Ровно в одиннадцать часов на следующее утро мой единственный пациент вошел в кабинет. Я сразу заметил его изменившуюся внешность. Его лицо выглядело изможденным, а под глазами были тяжелые темные круги, казавшиеся почти черными во внутренних уголках век.
– Я видел ее, – тяжело вздохнув объяснил он. – Сегодня утром она была в часовне Всех Святых. Для меня было невозможно уйти, хоть я и должен был это сделать. Мне пришлось бороться со своим желанием посмотреть на нее, поговорить с ней. Я должен был бороться, как дикий лев, и это сказалось на мне, как вы можете видеть. Но, слава Богу, теперь все кончено!
– Я не думаю, что вы в состоянии перенести хирургическую операцию, – возразил я.
– Ради Бога, не откладывайте ее больше, доктор! – воскликнул молодой священник, сжимая мою руку. – Я скорее умру, чем вынесу еще один день такой душевной агонии.
– Хорошо, – сказал я. – Я ни в коем случае не считаю эксперимент опасным – лишь только изматывающим.
Пять минут спустя мой пациент, без пальто, жилета и воротника, лежал, растянувшись, на операционном столе. Еще через пять минут он был под воздействием эфира.
Моей первой процедурой было сбрить темные, мягкие, шелковистые волосы с нижней части головы молодого человека. Затем я сделал два V-образных разреза ланцетом у основания черепа, где френологи находят орган влюбленности, и поднял лоскут кожи с черепа. Следующим шагом было добраться до самого мозга, и я добился этого, просверлив в черепе два тонких отверстия с помощью самого маленького трепана, известного в хирургии. Я был поражен, обнаружив, что часть мозга, подвергшаяся воздействию таким образом, была в сильно воспаленном состоянии. Вместо того чтобы пытаться освободить перегруженный мозг каким-либо инструментом, я теперь поместил пиявку к каждому отверстию и позволил таким образом извлечь значительное количество крови. Затем я обработал рану антисептиком и наложил на нее швы.

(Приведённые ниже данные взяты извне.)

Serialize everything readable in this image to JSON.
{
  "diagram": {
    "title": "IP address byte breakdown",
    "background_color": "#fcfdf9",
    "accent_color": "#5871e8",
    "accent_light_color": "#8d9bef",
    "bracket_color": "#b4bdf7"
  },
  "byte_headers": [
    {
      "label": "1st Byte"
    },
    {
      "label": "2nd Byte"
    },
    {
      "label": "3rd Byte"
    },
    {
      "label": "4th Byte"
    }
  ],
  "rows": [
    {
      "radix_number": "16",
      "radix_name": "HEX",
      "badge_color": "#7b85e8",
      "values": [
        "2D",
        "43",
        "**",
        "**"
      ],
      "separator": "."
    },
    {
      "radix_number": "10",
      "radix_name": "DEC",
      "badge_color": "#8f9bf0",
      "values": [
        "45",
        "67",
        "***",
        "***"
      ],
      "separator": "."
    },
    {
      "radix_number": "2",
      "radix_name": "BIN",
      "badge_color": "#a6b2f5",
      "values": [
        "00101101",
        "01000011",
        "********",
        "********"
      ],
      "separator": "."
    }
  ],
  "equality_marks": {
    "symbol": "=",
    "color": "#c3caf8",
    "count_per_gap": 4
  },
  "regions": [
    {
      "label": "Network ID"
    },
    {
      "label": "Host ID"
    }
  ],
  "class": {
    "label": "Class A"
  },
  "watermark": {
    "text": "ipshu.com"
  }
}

Мой пациент вскоре вышел из-под действия анестетика, но выглядел очень слабым. Я поднял его на руки и отнес на диван в моей отдельной комнате. Строго приказав ему соблюдать покой и, по возможности, поспать, я оставил его одного на пару часов. По прошествии этого времени, посчитав безопасным позволить ему поговорить, я вернулся в комнату с большим любопытством, если не сказать волнением, и спросил его, как он себя чувствует. К моему удивлению, он тепло пожал мне руку, воскликнув, что будет считать меня своим величайшим благодетелем до конца своих дней.
– Ибо, – воскликнул он, – вы спасли мою душу от верной гибели. Слава Богу! Сейчас я испытываю при мысли об этой женщине не больше эмоций, чем о любой другой представительнице ее пола.
Я принес своему пациенту что-то освежающее, и в три часа он покинул мой кабинет в приподнятом настроении, пообещав вернуться на следующий день, чтобы доложить о своем состоянии.
В течение трех недель преподобный Александр Мэк – так я буду называть своего пациента – каждый день посещал мой офис, и мы быстро подружились. Все это время он был совершенно свободен от тревожных настроений. Он заявил, что пламя любви погасло, и он был в высшей степени счастлив.
Должен признаться, этот эксперимент настолько благоприятно расположил меня к заброшенной науке френологии, что я сразу же начал направлять свои исследования в этом направлении и вскоре собрал большое количество дорогих книг по этому предмету. Я также начал записывать детали своего эксперимента, чтобы придать ему постоянную форму, пока он был еще свеж в моей памяти.